Pero él apareció de improviso una tarde, cuando los dos estaban fuera. Cuando volvieron a casa encontraron su coche aparcado en la puerta. Y a Gino en la escalera.

Su apariencia los dejó atónitos. Parecía mayor. Su rostro, antes siempre sonriente, estaba muy serio.

– He venido a buscar el resto de mis cosas. Pero quería deciros adiós.

– ¿Te vas para siempre? -preguntó Rinaldo.

– Sí.

– No puedes hacerlo. Esta es tu casa.

Gino sonrió, irónico.

– ¿Y qué sugieres, que vivamos los tres juntos? Sabes que eso no puede ser.

– ¿Dónde has estado? -preguntó Rinaldo.

– Con unos amigos. Pero creo que me iré del país.

– ¿Qué? La mitad de esta granja es tuya…

– Lo sé. Y eso habrá que solucionarlo.

– Tenemos tiempo. Al menos quédate aquí hasta la boda…

– No -lo interrumpió su hermano-. No contéis conmigo.

– Yo tengo algo que decirte -suspiró Rinaldo entonces-. Nunca pensé que sería de esta forma, pero debes saberlo. Es sobre papá. Me has preguntado alguna vez si dijo algo antes de morir… Pues bien, esa noche intentó decirme algo. Supongo que quiso advertirme sobre la hipoteca, pero no podía hablar. Sin embargo, lo vi mover los labios y repetía «lo siento, lo siento», una y otra vez.

Gino asintió.

– Gracias por contármelo. De alguna forma, eso me devuelve a papá.

Por un momento, fueron hermanos de nuevo. Pero el momento terminó enseguida.

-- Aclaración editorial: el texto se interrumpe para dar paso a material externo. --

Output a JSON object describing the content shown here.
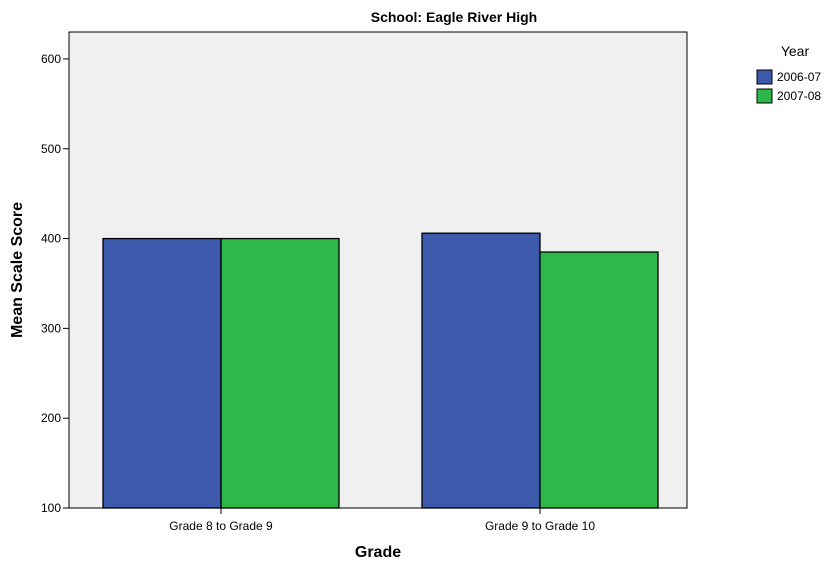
{
  "chart_data": {
    "type": "bar",
    "title": "School: Eagle River High",
    "xlabel": "Grade",
    "ylabel": "Mean Scale Score",
    "categories": [
      "Grade 8 to Grade 9",
      "Grade 9 to Grade 10"
    ],
    "series": [
      {
        "name": "2006-07",
        "values": [
          400,
          406
        ],
        "color": "#3d59ab"
      },
      {
        "name": "2007-08",
        "values": [
          400,
          385
        ],
        "color": "#2fb84a"
      }
    ],
    "ylim": [
      100,
      630
    ],
    "yticks": [
      100,
      200,
      300,
      400,
      500,
      600
    ],
    "grid": false,
    "plot_background": "#f0f0f0",
    "legend": {
      "title": "Year",
      "placement": "top-right-outside"
    }
  }
}
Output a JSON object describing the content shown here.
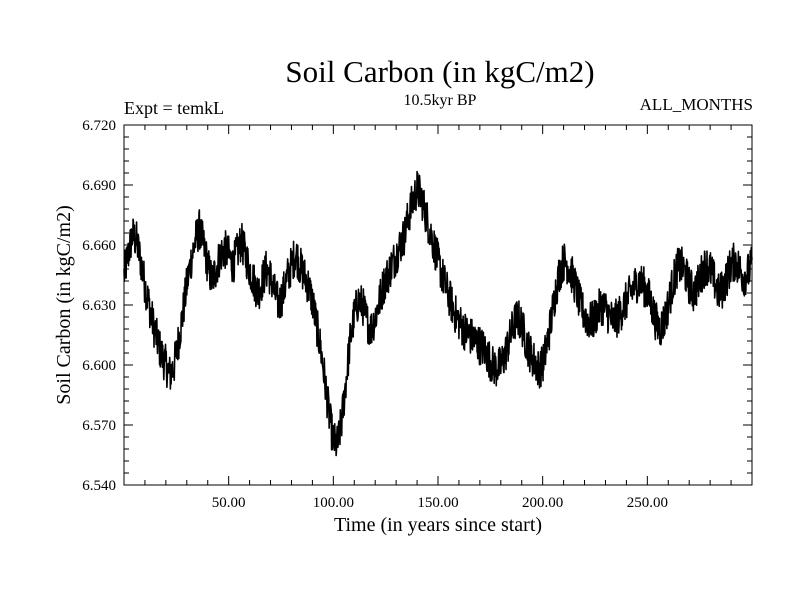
{
  "chart_data": {
    "type": "line",
    "title": "Soil Carbon (in kgC/m2)",
    "subtitle": "10.5kyr BP",
    "left_label": "Expt = temkL",
    "right_label": "ALL_MONTHS",
    "xlabel": "Time (in years since start)",
    "ylabel": "Soil Carbon (in kgC/m2)",
    "xlim": [
      0,
      300
    ],
    "ylim": [
      6.54,
      6.72
    ],
    "xticks": [
      50,
      100,
      150,
      200,
      250
    ],
    "xtick_labels": [
      "50.00",
      "100.00",
      "150.00",
      "200.00",
      "250.00"
    ],
    "yticks": [
      6.54,
      6.57,
      6.6,
      6.63,
      6.66,
      6.69,
      6.72
    ],
    "ytick_labels": [
      "6.540",
      "6.570",
      "6.600",
      "6.630",
      "6.660",
      "6.690",
      "6.720"
    ],
    "grid": false,
    "series": [
      {
        "name": "Soil Carbon",
        "color": "#000000",
        "line_band": 0.02,
        "x": [
          0,
          2,
          4,
          6,
          8,
          10,
          12,
          14,
          16,
          18,
          20,
          22,
          24,
          26,
          28,
          30,
          32,
          34,
          36,
          38,
          40,
          42,
          44,
          46,
          48,
          50,
          52,
          54,
          56,
          58,
          60,
          62,
          64,
          66,
          68,
          70,
          72,
          74,
          76,
          78,
          80,
          82,
          84,
          86,
          88,
          90,
          92,
          94,
          96,
          98,
          100,
          102,
          104,
          106,
          108,
          110,
          112,
          114,
          116,
          118,
          120,
          122,
          124,
          126,
          128,
          130,
          132,
          134,
          136,
          138,
          140,
          142,
          144,
          146,
          148,
          150,
          152,
          154,
          156,
          158,
          160,
          162,
          164,
          166,
          168,
          170,
          172,
          174,
          176,
          178,
          180,
          182,
          184,
          186,
          188,
          190,
          192,
          194,
          196,
          198,
          200,
          202,
          204,
          206,
          208,
          210,
          212,
          214,
          216,
          218,
          220,
          222,
          224,
          226,
          228,
          230,
          232,
          234,
          236,
          238,
          240,
          242,
          244,
          246,
          248,
          250,
          252,
          254,
          256,
          258,
          260,
          262,
          264,
          266,
          268,
          270,
          272,
          274,
          276,
          278,
          280,
          282,
          284,
          286,
          288,
          290,
          292,
          294,
          296,
          298,
          300
        ],
        "values": [
          6.645,
          6.655,
          6.665,
          6.662,
          6.652,
          6.64,
          6.63,
          6.62,
          6.612,
          6.605,
          6.6,
          6.595,
          6.6,
          6.612,
          6.625,
          6.64,
          6.652,
          6.662,
          6.668,
          6.66,
          6.65,
          6.642,
          6.648,
          6.655,
          6.658,
          6.655,
          6.65,
          6.656,
          6.662,
          6.655,
          6.648,
          6.642,
          6.636,
          6.642,
          6.648,
          6.644,
          6.636,
          6.63,
          6.636,
          6.644,
          6.65,
          6.656,
          6.65,
          6.645,
          6.64,
          6.632,
          6.62,
          6.608,
          6.592,
          6.575,
          6.562,
          6.56,
          6.572,
          6.592,
          6.612,
          6.625,
          6.632,
          6.63,
          6.622,
          6.618,
          6.624,
          6.632,
          6.64,
          6.645,
          6.65,
          6.655,
          6.66,
          6.665,
          6.675,
          6.682,
          6.688,
          6.684,
          6.676,
          6.668,
          6.66,
          6.652,
          6.645,
          6.638,
          6.632,
          6.626,
          6.622,
          6.618,
          6.616,
          6.614,
          6.612,
          6.61,
          6.608,
          6.604,
          6.6,
          6.598,
          6.6,
          6.605,
          6.612,
          6.62,
          6.624,
          6.62,
          6.612,
          6.606,
          6.602,
          6.598,
          6.6,
          6.61,
          6.622,
          6.636,
          6.646,
          6.652,
          6.65,
          6.645,
          6.638,
          6.63,
          6.625,
          6.622,
          6.622,
          6.626,
          6.63,
          6.628,
          6.624,
          6.622,
          6.624,
          6.628,
          6.632,
          6.636,
          6.64,
          6.642,
          6.64,
          6.636,
          6.63,
          6.622,
          6.618,
          6.622,
          6.63,
          6.64,
          6.648,
          6.65,
          6.646,
          6.64,
          6.636,
          6.64,
          6.646,
          6.65,
          6.648,
          6.642,
          6.636,
          6.638,
          6.644,
          6.65,
          6.652,
          6.648,
          6.644,
          6.646,
          6.65
        ]
      }
    ]
  }
}
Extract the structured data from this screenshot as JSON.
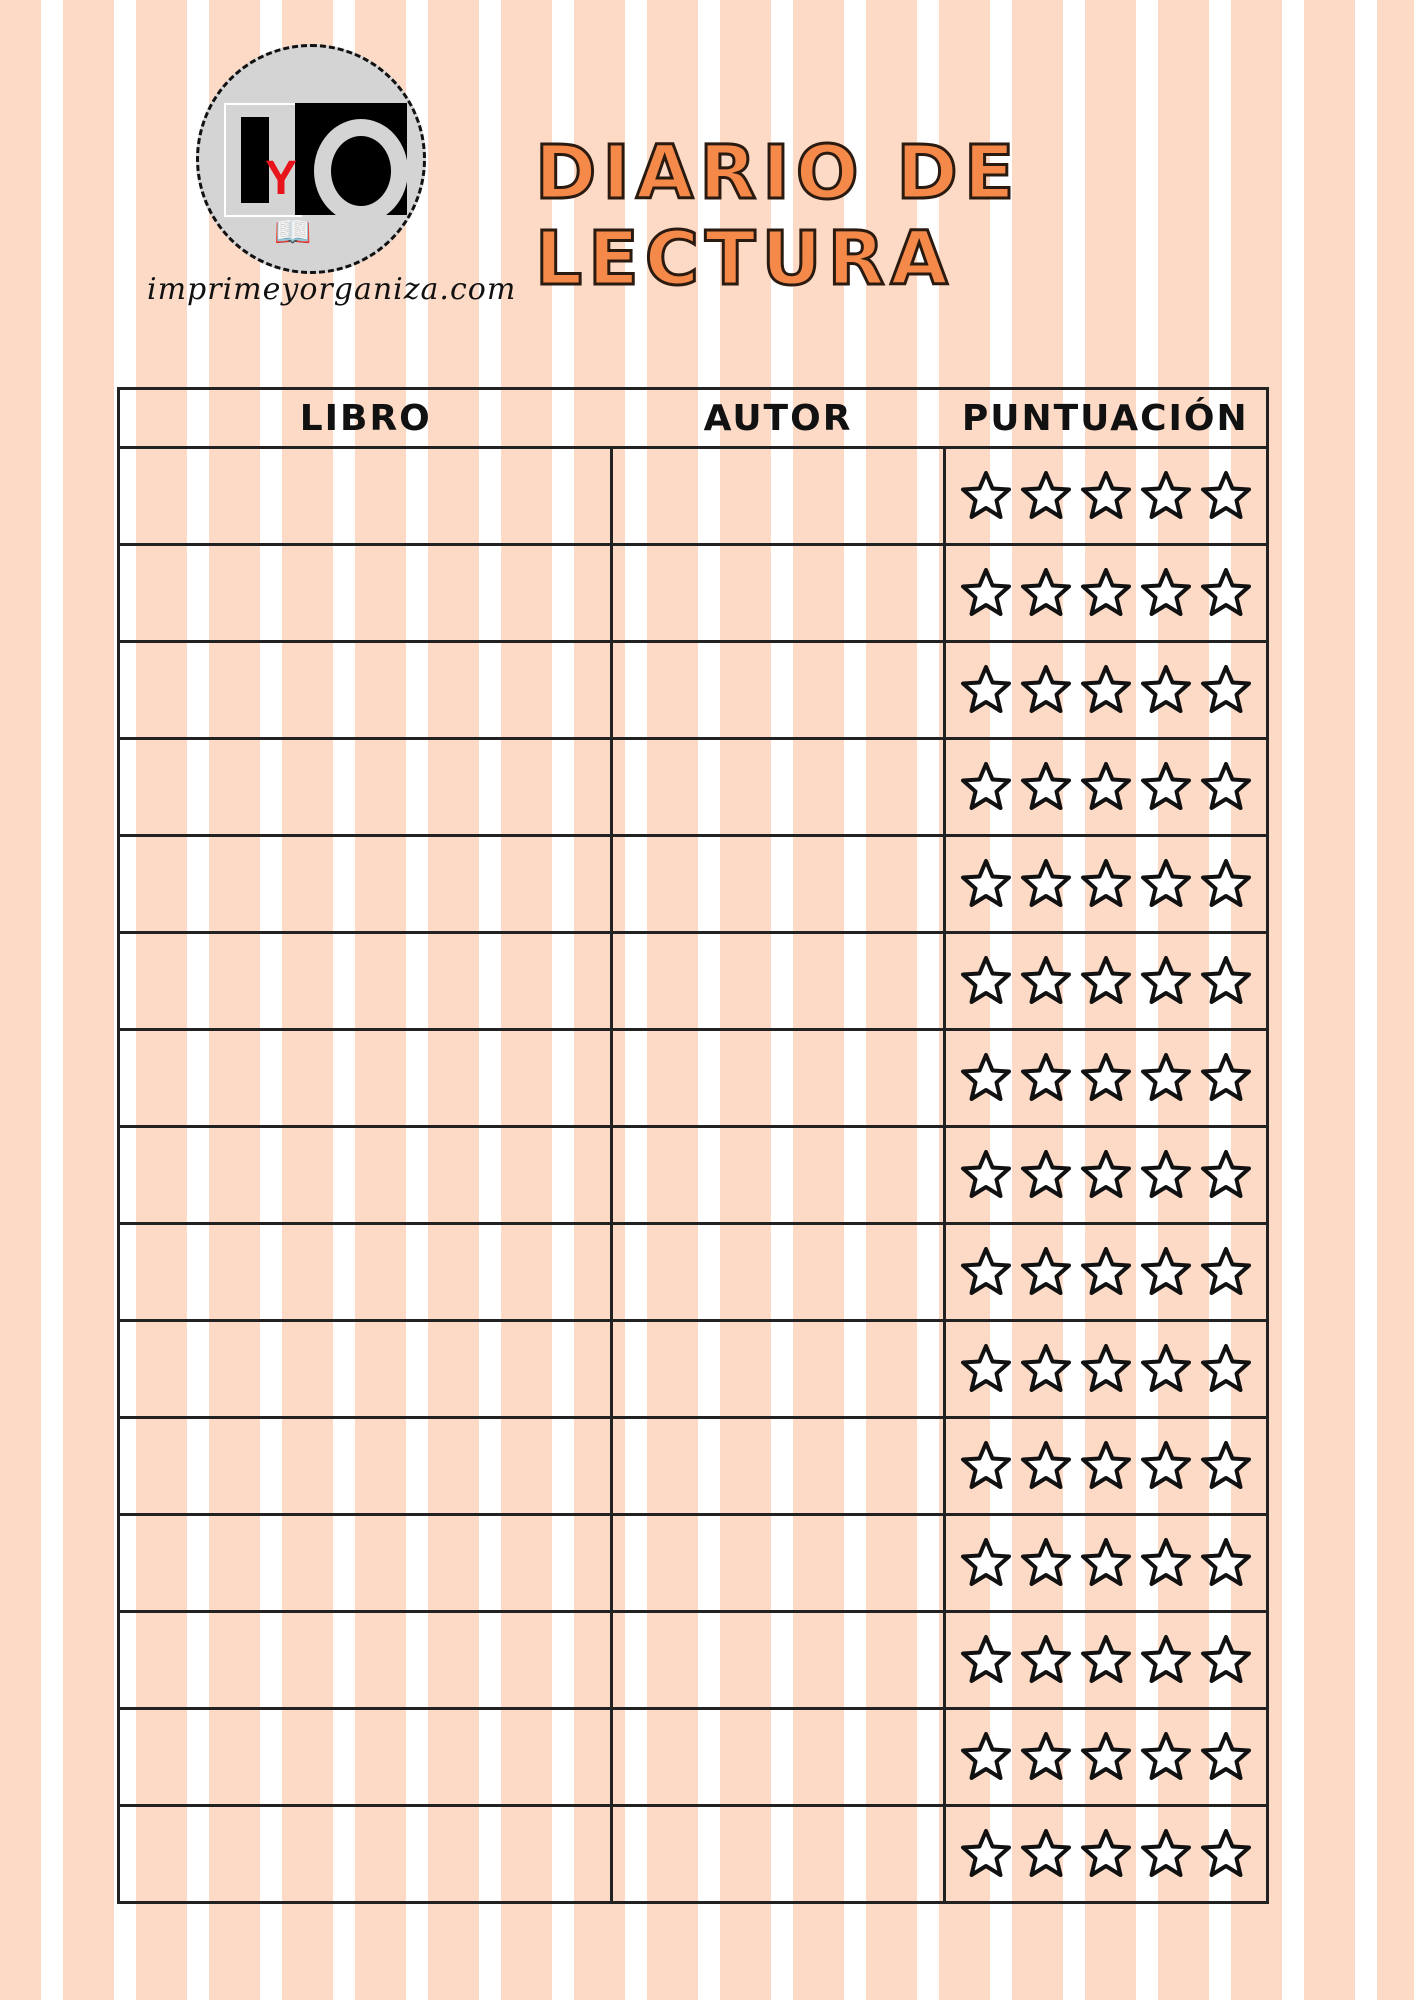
{
  "brand": {
    "logo_text": "IyO",
    "website": "imprimeyorganiza.com"
  },
  "title": "DIARIO DE LECTURA",
  "table": {
    "headers": [
      "LIBRO",
      "AUTOR",
      "PUNTUACIÓN"
    ],
    "max_rating": 5,
    "rows": [
      {
        "libro": "",
        "autor": "",
        "rating": 0
      },
      {
        "libro": "",
        "autor": "",
        "rating": 0
      },
      {
        "libro": "",
        "autor": "",
        "rating": 0
      },
      {
        "libro": "",
        "autor": "",
        "rating": 0
      },
      {
        "libro": "",
        "autor": "",
        "rating": 0
      },
      {
        "libro": "",
        "autor": "",
        "rating": 0
      },
      {
        "libro": "",
        "autor": "",
        "rating": 0
      },
      {
        "libro": "",
        "autor": "",
        "rating": 0
      },
      {
        "libro": "",
        "autor": "",
        "rating": 0
      },
      {
        "libro": "",
        "autor": "",
        "rating": 0
      },
      {
        "libro": "",
        "autor": "",
        "rating": 0
      },
      {
        "libro": "",
        "autor": "",
        "rating": 0
      },
      {
        "libro": "",
        "autor": "",
        "rating": 0
      },
      {
        "libro": "",
        "autor": "",
        "rating": 0
      },
      {
        "libro": "",
        "autor": "",
        "rating": 0
      }
    ]
  },
  "colors": {
    "stripe_peach": "#fddac6",
    "stripe_white": "#ffffff",
    "title": "#f4894a",
    "logo_red": "#e8141c"
  }
}
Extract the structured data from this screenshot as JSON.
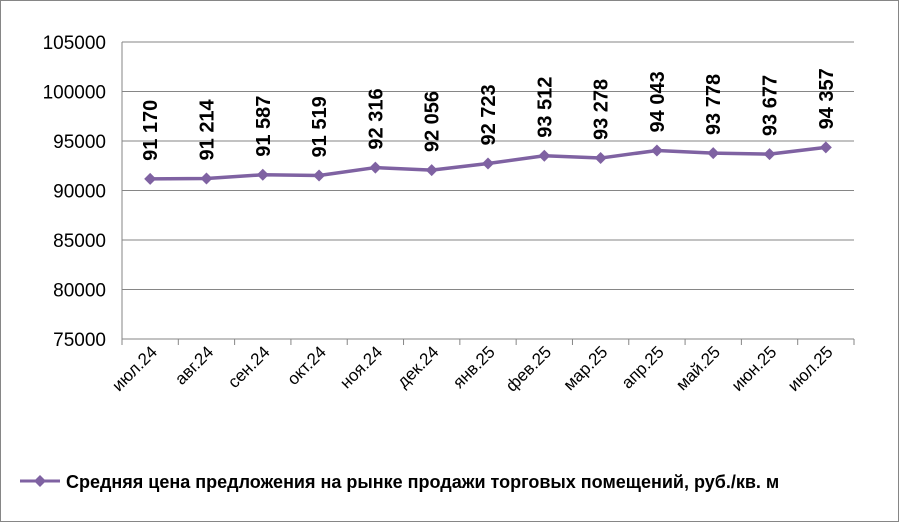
{
  "chart_data": {
    "type": "line",
    "title": "",
    "xlabel": "",
    "ylabel": "",
    "categories": [
      "июл.24",
      "авг.24",
      "сен.24",
      "окт.24",
      "ноя.24",
      "дек.24",
      "янв.25",
      "фев.25",
      "мар.25",
      "апр.25",
      "май.25",
      "июн.25",
      "июл.25"
    ],
    "series": [
      {
        "name": "Средняя цена предложения на рынке продажи торговых помещений,  руб./кв. м",
        "values": [
          91170,
          91214,
          91587,
          91519,
          92316,
          92056,
          92723,
          93512,
          93278,
          94043,
          93778,
          93677,
          94357
        ],
        "labels": [
          "91 170",
          "91 214",
          "91 587",
          "91 519",
          "92 316",
          "92 056",
          "92 723",
          "93 512",
          "93 278",
          "94 043",
          "93 778",
          "93 677",
          "94 357"
        ],
        "color": "#7f62a2"
      }
    ],
    "ylim": [
      75000,
      105000
    ],
    "yticks": [
      "75000",
      "80000",
      "85000",
      "90000",
      "95000",
      "100000",
      "105000"
    ],
    "grid": true,
    "legend_position": "bottom"
  }
}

– Tengo que irme, pero… ¿podría hablar con Alex a solas?

– Sí, por supuesto -suspiró Rinaldo.

Cuando se quedaron solos, Alex se apoyó en el respaldo de una silla.

– No te preocupes, no voy a avergonzarte…

– Siento muchísimo lo que ha pasado, Gino.

– Lo sé. Y sé que no querías hacerme daño. Pero no sabrás cómo te quiero porque ya no tengo derecho a decírtelo.

– Creo que ya lo has hecho.

– Para mí, fue como un milagro encontrarte.

– Volverás a sentir eso cuando conozcas a la mujer de tu vida, Gino.

– Quizá tuve delante la verdad y no quise verla. Aquella primera noche, cuando cenamos juntos y te dije que sólo hablabas de Rinaldo… Debería haberme dado cuenta entonces. No es culpa de nadie, sólo mía.

– Quédate unos días, Gino -le rogó Alex.

– No, es mejor que me marche.

– Al menos, llévate el anillo. Está ahí, en tu chaqueta.

– Dámelo tú, si no te importa. No quiero volver a entrar.

– Muy bien, como quieras. Espera un momento.

En la cocina se encontró con Rinaldo.

– Voy a devolverle su anillo y…

Entonces oyeron el motor de un coche.

– ¡Oh, no!

Desde la ventana vieron que el coche de Gino se alejaba por el camino. Alex no pudo evitarlo.

Enterró la cara en el pecho de Rinaldo y se puso a llorar.

La boda fue un acontecimiento feliz y triste a la vez. Si las cosas hubieran sido diferentes, el padrino habría sido Gino. Pero tuvo que ser Isidoro, el abogado de Alex.

Sin embargo, se olvidaron de todo frente al altar, prometiéndose amor eterno. Rinaldo y Alex se miraron y supieron que los dos sentían lo mismo, que siempre sentirían aquel amor el uno por el otro.

Entonces oyeron un murmullo en la iglesia y Alex volvió la cabeza. Había un joven en la puerta. No podía ver su cara, porque el sol lo iluminaba por detrás, pero enseguida supo quién era.

Por supuesto, había ido, pensó, feliz y aliviada. Aunque le rompiese el corazón, el dulce Gino no podía dejarlos solos aquel día.

El sacerdote estaba preguntándole a Rinaldo si quería a Alex por esposa y, con voz firme, él dijo que sí.